No. 1] MECHANIZING ALICE 79
VIII. CONCLUSION
We have shown that it is possible to predict, with a reasonably high degree
of confidence, whether a patent claim is patent eligible under the Alice test. This
prediction is based on thousands of decisions made by human patent examiners
charged with implementing the Alice test during the patent examination process.
The approach developed in this Article has many practical applications,
including providing support for patent practitioners and clients during the patent
preparation, prosecution, assertion, and valuation. Using machine intelligence
to identify Alice-related validity issues may yield economic efficiencies, by
diverting legal fees away from non-patentable inventions, by improving claims
and thereby streamlining the interactions between applicants and examiners, and
by reducing baseless litigation of invalid patent claims. Our use of machine
intelligence can assist and improve the analytic functions provided by attorneys,
while at the same time providing clients with better information for deciding
how to allocate and apply legal resources.

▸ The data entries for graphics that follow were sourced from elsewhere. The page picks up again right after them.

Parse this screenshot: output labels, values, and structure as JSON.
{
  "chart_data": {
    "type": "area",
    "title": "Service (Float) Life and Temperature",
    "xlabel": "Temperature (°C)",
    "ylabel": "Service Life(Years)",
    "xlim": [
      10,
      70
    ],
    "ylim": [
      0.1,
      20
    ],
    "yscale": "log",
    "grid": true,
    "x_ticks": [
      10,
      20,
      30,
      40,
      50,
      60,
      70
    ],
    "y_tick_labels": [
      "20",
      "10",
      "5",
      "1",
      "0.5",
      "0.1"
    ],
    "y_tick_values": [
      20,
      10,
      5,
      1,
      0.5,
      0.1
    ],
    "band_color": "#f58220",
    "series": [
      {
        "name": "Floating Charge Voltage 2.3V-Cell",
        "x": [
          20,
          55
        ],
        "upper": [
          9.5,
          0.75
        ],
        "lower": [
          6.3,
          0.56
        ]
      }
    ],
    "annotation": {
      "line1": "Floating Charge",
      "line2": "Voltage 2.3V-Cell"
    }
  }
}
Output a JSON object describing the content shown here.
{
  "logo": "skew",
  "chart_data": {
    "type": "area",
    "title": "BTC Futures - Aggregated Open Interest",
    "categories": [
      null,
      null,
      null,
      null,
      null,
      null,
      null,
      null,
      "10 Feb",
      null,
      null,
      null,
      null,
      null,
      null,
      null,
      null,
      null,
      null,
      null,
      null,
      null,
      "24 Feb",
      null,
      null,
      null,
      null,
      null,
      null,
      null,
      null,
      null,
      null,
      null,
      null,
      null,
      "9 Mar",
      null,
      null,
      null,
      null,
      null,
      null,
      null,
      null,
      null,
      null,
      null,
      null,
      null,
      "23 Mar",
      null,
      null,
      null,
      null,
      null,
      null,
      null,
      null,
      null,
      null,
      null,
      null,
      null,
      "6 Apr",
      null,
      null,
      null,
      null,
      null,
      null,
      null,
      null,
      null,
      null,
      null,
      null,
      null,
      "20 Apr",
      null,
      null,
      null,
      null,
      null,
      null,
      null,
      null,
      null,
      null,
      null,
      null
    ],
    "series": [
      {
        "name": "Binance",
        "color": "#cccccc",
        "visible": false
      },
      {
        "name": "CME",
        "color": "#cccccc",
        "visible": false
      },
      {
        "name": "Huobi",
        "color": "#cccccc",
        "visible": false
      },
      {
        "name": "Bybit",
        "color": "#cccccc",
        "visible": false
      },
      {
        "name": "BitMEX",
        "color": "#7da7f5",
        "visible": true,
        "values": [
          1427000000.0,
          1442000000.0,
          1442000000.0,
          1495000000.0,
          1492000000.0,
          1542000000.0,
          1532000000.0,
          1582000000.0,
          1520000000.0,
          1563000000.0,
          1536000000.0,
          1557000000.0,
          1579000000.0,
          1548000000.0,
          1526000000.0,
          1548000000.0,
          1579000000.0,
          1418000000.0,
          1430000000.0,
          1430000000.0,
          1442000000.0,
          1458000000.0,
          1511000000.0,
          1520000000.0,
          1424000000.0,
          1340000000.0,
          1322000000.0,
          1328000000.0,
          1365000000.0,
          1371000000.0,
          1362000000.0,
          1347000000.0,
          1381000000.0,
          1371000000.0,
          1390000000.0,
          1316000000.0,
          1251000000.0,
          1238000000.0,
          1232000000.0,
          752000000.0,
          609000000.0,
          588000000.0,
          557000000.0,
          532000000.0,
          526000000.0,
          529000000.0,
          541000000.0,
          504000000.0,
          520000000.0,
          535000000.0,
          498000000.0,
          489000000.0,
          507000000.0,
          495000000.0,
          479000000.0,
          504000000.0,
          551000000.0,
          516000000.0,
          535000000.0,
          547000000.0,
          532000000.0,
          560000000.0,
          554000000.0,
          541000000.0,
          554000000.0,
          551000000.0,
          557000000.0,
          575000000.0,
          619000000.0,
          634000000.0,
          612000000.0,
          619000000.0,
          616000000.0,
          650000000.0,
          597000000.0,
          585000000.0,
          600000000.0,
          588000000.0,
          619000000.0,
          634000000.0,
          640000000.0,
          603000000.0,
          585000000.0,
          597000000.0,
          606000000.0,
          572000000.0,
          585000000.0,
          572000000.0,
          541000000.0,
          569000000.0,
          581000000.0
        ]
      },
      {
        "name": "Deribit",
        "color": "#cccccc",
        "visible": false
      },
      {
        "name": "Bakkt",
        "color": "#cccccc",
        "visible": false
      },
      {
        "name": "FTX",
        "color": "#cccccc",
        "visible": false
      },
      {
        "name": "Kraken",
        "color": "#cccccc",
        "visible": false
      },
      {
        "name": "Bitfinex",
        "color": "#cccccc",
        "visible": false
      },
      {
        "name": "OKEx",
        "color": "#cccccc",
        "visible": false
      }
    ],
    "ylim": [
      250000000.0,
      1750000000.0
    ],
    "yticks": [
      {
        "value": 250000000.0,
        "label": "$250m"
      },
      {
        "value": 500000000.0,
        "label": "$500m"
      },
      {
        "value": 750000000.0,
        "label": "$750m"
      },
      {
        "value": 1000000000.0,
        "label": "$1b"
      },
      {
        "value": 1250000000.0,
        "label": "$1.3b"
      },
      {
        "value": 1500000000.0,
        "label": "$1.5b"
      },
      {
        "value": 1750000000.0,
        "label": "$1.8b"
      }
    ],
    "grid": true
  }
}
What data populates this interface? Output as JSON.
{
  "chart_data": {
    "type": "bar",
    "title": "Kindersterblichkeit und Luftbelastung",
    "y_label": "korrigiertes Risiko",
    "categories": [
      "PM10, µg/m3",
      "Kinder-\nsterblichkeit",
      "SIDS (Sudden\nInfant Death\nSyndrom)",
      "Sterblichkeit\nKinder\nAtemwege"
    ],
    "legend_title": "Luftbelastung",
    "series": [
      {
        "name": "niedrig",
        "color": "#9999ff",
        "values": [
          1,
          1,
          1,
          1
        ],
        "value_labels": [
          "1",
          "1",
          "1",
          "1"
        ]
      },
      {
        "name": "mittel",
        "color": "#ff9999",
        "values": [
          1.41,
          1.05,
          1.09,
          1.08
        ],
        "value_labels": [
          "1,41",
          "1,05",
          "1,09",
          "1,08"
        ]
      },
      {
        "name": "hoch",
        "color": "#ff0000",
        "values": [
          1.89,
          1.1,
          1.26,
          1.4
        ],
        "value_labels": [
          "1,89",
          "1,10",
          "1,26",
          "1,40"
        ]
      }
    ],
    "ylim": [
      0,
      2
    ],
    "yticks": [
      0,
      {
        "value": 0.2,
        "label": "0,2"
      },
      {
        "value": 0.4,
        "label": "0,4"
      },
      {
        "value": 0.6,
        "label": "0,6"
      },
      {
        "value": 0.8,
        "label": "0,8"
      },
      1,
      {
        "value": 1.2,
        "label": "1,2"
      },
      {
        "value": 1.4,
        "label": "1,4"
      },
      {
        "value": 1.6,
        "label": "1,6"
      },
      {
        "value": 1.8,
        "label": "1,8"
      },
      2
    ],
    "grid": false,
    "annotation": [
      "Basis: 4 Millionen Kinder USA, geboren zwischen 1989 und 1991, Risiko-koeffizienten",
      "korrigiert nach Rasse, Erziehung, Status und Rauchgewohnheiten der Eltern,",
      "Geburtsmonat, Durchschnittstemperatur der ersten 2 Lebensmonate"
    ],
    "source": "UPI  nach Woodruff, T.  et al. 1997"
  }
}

We have also used our machine classification approach to quantitatively
estimate, for the first time, how many issued patents have been invalidated under
Alice, thereby demonstrating the profound and far-reaching impact of the
Supreme Court’s recent subject matter eligibility jurisprudence on the body of
granted patents. Specifically, by invalidating at least tens of thousands of issued
patents, the Court’s actions represent a judicial remaking of patent law that has
resulted in a considerable realignment of existing intellectual property rights.